The Davies brothers didn't teach him a note during these cross-country trips. "They would tell me, 'It's cool for you to do it, but I'm not going to show you how because you need to figure it out on your own.' That's how they learned, just by pushing each other. Maybe it wasn't the best for their regular relationship, how hard they pushed each other, but it was great for the music."
Another renowned relative provided the first shove. Soon after Davies learned his first chords from an instructional book, godfather John Carpenter, with whom he lived throughout his teen years, exposed the fledgling player to a pivotal influence. A respected composer, most notably penning the blood-chilling score for his own horror classic Halloween, Carpenter introduced Davies to the bearded kings of bawdy blues.
"John was really into ZZ Top," Davies says. "He'd always play it when we'd drive to the beach, and that was so exciting for me. I was 13, just starting puberty, and hearing all those songs about sex, it really teaches you about that stuff."
YLD's self-titled debut EP conjures images of the beer-drinking, hell-raising ZZ Top that released six scorching albums in the '70s. While the rhythm section stomps and swaggers, Davies uncorks his best Robert Plant impersonation, which occasionally drifts into a strangled falsetto.
"I've become more aggressive and less wavery since the record was released," he says. "When we're playing live, I flail about. It's intense. It's rockin'."
From Hargreaves' perspective, Third Eye Blind concerts could be intense, with thousands of fans screaming along with every word, but he didn't have much freedom to inject splashy solos or cap songs with extended fills. Fans were emotionally invested in these songs the way they learned them, and they didn't want to hear any improvisation. This ran contrary to his jazz and progressive background, but then, that's why he originally gave Third Eye Blind a chance.
"I've always been into challenging myself musically, and here was this group that needed a rock drummer, which was something I hadn't been doing at all," he says. "With YLD, I'm back to having to play great every single night, or else I'm wasting my opportunity. It's a new challenge that's fun to try to live up to."
Venues such as Fred P. Ott's don't accommodate stadium-sized equipment, so Hargreaves travels with a "funky old kit" that until recently sported just one cymbal. The back-to-basics setup works well for a drummer returning to his initial inspirations.
"When I first started, I was listening to Jimi Hendrix, ZZ Top, Led Zeppelin," he says. "It's great to be getting back to that kind of music. I saw School of Rock, and all those things they were saying about the Who, it's like, nobody knows about those bands these days. I almost feel it's my duty to help kids rediscover classic rock. Can you imagine if you were 14 years old and heard Black Sabbath for the first time, how good you would feel?"

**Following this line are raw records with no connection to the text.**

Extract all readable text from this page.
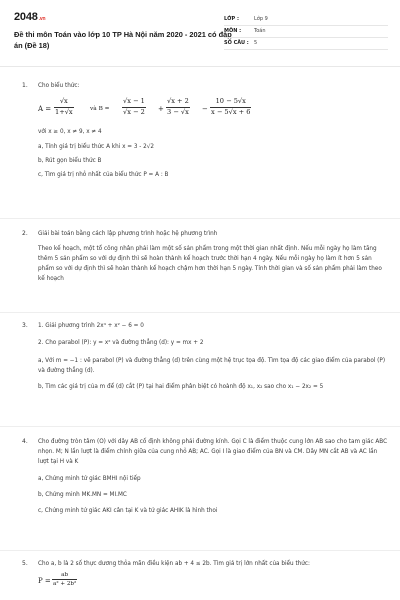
2048.vn
Đề thi môn Toán vào lớp 10 TP Hà Nội năm 2020 - 2021 có đáp án (Đề 18)
LỚP :	Lớp 9
MÔN :	Toán
SỐ CÂU :	5
1. Cho biểu thức:
$A = \frac{√x}{1+√x}$	và $B = \frac{√x - 1}{√x - 2} + \frac{√x + 2}{3 - √x} - \frac{10 - 5√x}{x - 5√x + 6}$
với x ≥ 0, x ≠ 9, x ≠ 4
a, Tính giá trị biểu thức A khi x = 3 - 2√2
b, Rút gọn biểu thức B
c, Tìm giá trị nhỏ nhất của biểu thức P = A : B
2. Giải bài toán bằng cách lập phương trình hoặc hệ phương trình
Theo kế hoạch, một tổ công nhân phải làm một số sản phẩm trong một thời gian nhất định. Nếu mỗi ngày họ làm tăng thêm 5 sản phẩm so với dự định thì sẽ hoàn thành kế hoạch trước thời hạn 4 ngày. Nếu mỗi ngày họ làm ít hơn 5 sản phẩm so với dự định thì sẽ hoàn thành kế hoạch chậm hơn thời hạn 5 ngày. Tính thời gian và số sản phẩm phải làm theo kế hoạch
3. 1. Giải phương trình 2x⁴ + x² − 6 = 0
2. Cho parabol (P): y = x² và đường thẳng (d): y = mx + 2
a, Với m = −1 : vẽ parabol (P) và đường thẳng (d) trên cùng một hệ trục tọa độ. Tìm tọa độ các giao điểm của parabol (P) và đường thẳng (d).
b, Tìm các giá trị của m để (d) cắt (P) tại hai điểm phân biệt có hoành độ x₁, x₂ sao cho x₁ − 2x₂ = 5
4. Cho đường tròn tâm (O) với dây AB cố định không phải đường kính. Gọi C là điểm thuộc cung lớn AB sao cho tam giác ABC nhọn. M; N lần lượt là điểm chính giữa của cung nhỏ AB; AC. Gọi I là giao điểm của BN và CM. Dây MN cắt AB và AC lần lượt tại H và K
a, Chứng minh tứ giác BMHI nội tiếp
b, Chứng minh MK.MN = MI.MC
c, Chứng minh tứ giác AKI cân tại K và tứ giác AHIK là hình thoi
5. Cho a, b là 2 số thực dương thỏa mãn điều kiện ab + 4 ≤ 2b. Tìm giá trị lớn nhất của biểu thức:
$P = \frac{ab}{\text{a² + 2b²}}$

Though admittedly derivative, YLD's music sounds fresh, perhaps because of the passion behind it. C.S. Lewis wrote, "In art, no man who bothers about originality will ever be original." Similarly, this trio works as a supergroup because originality isn't its aim.
"You meet somebody at a grocery store, and you wind up going through all these crazy things with them," Davies says. "You go to a show, say, 'That guy's great' and get him in the band. It's so organic, so cool to think about how things like that can happen."